1. l’Église est séparée de l’État ; 

2. le budget des cultes est supprimé ; 

3. les biens appartenant aux congrégations religieuses sont déclarés propriété nationale... 

Louis Auguste Blanqui (1805-1881), vers 1871
Louis Auguste Blanqui (1805-1881), vers 1871

Ces décisions n’eurent pas le temps d’être réalisées, mais virent le jour partiellement après 1905. Pour comprendre la philosophie de la Commune, il faut se référer à la pensée d’Auguste Blanqui (enfermé durant trente-quatre ans,) qui considère que le spiritualisme est la source de l’oppression, l’instrument par excellence de la tyrannie ou pour le moins du conservatisme, le mot « Dieu » interdisant toute explication, donc tout progrès. L’humanité, selon lui, dispose à l’origine de deux richesses : l’intelligence et le travail pour agir sur le sol, élément passif. Cependant la division du travail a suscité la monnaie d’où est sorti le capital qui par la ruse et la violence, a capté la propriété du sol et, par voie de conséquence les produits du travail et de l’intelligence. La situation de l’ouvrier est pire que celle de l’esclave puisque sa mort n’est pas une perte, étant donné qu’il y a toujours concurrence pour le remplacer. La religion en privilégiant la charité sur la justice, la foi sur la connaissance sera toujours du côté des oppresseurs. Jacques Rougerie, dans « Paris insurgé » (Édition découvertes Gallimard), cite l’abbé François Courtade, prêtre des pauvres, déclarant «le nombre des ouvriers qui meurent sans avoir reçu les dernières bénédictions est bien plus considérable que le nombre de ceux qui meurent après les avoir reçues (...), la population de Paris est en train de devenir athée».

Philippe Lépaulard

À lire et relire le « Dictionnaire de la Commune » de Bernard Noël, Éditions Mémoire du Livre.

Notes

(1) Le compositeur Giuseppe Verdi écrivit dans une ferveur patriotique en 1867 l’opéra « Don Carlos » pour fustiger le rôle du Vatican lorsque par analogie le roi Philippe II d’Espagne fit emmurer vivant son fils qui refusait de se battre en pays batave protestant pour défendre la SainteCroix Catholique.
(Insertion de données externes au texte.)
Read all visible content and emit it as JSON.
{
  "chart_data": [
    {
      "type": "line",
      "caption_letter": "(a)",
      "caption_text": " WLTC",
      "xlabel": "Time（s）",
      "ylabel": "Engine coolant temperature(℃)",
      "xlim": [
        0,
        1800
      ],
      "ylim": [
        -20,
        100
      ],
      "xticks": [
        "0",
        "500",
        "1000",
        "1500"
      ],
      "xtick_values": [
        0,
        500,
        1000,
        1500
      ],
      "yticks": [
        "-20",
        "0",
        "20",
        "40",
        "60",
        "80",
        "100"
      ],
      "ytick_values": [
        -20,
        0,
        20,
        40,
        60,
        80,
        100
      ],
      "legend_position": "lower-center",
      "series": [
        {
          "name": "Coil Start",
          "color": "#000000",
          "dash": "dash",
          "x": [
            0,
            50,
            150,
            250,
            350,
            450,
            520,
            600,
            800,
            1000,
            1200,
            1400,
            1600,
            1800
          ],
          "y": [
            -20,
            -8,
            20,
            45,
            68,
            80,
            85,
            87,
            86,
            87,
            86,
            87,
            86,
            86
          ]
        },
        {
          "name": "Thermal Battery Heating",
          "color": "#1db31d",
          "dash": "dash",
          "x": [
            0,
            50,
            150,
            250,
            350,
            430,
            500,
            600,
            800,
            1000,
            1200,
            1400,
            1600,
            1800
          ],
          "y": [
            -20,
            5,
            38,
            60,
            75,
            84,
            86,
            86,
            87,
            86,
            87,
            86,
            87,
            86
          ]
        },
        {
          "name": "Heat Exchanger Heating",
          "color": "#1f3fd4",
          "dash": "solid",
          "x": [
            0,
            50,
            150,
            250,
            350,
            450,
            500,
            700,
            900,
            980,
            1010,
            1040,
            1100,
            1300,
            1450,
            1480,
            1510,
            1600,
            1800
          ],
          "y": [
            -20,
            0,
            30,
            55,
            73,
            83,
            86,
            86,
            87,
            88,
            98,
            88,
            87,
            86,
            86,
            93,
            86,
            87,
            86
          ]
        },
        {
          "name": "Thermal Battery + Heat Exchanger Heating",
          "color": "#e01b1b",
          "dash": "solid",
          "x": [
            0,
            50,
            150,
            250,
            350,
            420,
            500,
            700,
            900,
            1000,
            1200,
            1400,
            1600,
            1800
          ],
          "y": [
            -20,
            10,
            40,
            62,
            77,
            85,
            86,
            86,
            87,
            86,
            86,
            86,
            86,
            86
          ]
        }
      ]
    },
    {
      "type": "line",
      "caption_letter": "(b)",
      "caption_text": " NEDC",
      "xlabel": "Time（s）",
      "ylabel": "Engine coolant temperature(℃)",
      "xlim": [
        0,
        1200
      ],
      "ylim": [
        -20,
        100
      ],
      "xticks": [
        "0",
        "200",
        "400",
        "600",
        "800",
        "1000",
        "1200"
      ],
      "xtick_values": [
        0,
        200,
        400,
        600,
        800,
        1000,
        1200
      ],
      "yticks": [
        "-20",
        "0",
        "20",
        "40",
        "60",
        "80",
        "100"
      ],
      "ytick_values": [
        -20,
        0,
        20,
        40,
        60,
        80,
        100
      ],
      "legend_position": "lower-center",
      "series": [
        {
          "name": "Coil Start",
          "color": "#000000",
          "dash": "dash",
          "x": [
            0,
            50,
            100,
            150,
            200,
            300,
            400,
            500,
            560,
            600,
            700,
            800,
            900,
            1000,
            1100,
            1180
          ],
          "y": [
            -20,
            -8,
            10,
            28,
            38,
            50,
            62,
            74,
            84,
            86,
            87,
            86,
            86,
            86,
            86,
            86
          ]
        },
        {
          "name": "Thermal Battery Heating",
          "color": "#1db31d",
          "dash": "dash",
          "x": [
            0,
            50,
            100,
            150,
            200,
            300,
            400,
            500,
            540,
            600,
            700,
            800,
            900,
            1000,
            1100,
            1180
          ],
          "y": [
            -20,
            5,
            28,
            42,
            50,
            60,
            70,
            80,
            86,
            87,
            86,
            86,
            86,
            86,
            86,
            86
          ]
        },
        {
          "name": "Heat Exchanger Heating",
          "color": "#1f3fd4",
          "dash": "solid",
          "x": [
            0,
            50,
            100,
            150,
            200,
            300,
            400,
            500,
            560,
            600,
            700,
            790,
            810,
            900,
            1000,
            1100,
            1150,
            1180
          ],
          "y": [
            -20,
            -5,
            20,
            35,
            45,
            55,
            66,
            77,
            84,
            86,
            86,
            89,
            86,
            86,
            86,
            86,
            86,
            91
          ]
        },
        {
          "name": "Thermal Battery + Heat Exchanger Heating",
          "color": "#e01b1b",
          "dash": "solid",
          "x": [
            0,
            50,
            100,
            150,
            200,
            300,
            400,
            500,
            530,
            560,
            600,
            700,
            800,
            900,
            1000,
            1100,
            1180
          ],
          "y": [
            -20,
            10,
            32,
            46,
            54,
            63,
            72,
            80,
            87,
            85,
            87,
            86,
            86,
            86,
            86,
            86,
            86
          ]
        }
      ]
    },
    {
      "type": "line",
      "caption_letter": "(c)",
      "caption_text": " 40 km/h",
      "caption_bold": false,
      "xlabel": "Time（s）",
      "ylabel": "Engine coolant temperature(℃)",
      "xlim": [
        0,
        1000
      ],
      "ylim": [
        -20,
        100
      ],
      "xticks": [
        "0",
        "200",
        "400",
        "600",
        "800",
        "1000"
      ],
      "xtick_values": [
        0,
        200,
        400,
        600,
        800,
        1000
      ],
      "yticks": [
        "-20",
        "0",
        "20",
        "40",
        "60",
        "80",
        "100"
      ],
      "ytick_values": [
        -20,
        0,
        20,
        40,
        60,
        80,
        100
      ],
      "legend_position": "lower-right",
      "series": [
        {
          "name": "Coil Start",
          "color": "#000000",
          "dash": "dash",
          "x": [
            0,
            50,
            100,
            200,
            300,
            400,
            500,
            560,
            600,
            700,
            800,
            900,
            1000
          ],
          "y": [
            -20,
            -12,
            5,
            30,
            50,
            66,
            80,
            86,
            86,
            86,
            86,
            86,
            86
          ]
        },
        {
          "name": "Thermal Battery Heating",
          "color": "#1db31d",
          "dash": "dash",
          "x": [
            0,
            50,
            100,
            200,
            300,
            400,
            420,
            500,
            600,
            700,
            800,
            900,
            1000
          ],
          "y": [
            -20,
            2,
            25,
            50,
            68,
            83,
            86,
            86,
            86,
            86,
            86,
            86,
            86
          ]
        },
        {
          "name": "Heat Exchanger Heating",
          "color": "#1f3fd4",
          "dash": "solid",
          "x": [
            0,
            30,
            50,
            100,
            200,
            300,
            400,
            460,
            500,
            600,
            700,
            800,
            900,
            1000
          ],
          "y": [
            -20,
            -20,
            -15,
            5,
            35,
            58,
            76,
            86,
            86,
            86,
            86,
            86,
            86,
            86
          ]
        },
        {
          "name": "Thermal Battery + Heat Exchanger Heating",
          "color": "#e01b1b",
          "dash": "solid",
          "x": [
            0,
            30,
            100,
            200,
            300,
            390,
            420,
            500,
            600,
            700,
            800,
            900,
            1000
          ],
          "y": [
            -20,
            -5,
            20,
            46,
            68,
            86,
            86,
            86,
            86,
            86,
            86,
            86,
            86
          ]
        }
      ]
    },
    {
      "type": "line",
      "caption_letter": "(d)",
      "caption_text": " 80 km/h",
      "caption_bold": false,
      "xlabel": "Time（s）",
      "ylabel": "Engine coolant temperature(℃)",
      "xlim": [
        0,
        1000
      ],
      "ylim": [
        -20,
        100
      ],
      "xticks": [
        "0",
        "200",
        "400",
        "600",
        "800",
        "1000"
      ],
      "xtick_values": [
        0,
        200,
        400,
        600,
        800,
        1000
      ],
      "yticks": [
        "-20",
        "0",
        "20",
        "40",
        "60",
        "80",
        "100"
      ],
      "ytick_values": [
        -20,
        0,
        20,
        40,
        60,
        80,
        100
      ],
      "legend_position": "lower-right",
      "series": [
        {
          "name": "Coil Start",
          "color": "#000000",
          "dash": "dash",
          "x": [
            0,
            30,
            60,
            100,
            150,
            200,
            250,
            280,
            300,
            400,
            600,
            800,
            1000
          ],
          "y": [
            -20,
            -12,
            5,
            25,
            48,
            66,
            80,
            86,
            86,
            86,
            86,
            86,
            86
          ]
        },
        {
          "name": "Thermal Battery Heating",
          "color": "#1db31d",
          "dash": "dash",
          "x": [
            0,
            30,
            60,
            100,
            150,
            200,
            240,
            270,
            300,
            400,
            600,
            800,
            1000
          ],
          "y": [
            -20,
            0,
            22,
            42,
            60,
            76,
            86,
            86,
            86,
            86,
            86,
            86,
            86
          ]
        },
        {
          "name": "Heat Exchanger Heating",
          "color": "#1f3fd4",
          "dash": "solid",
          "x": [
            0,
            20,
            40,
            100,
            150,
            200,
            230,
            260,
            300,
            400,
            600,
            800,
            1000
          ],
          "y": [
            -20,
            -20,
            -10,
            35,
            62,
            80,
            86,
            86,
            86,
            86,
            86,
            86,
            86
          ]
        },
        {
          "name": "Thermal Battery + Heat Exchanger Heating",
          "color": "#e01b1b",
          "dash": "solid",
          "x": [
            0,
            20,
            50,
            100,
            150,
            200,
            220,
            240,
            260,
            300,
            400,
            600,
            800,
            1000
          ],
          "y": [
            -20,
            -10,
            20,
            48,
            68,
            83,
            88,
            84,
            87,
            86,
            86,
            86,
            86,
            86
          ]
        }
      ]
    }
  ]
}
(2) L’engagement de Monseigneur Darboy lui colla à la robe et fut une aubaine pour M. Thiers.

(3) Le bon général Franco tira les leçons de l’élégie du SacréCœur en décidant la mort du communiste Julien Grimau, prisonnier depuis 1936 et qui fut exécuté par la méthode du «garrot», vingt ans après, bien qu’atteint d’une tuberculose en phase terminale.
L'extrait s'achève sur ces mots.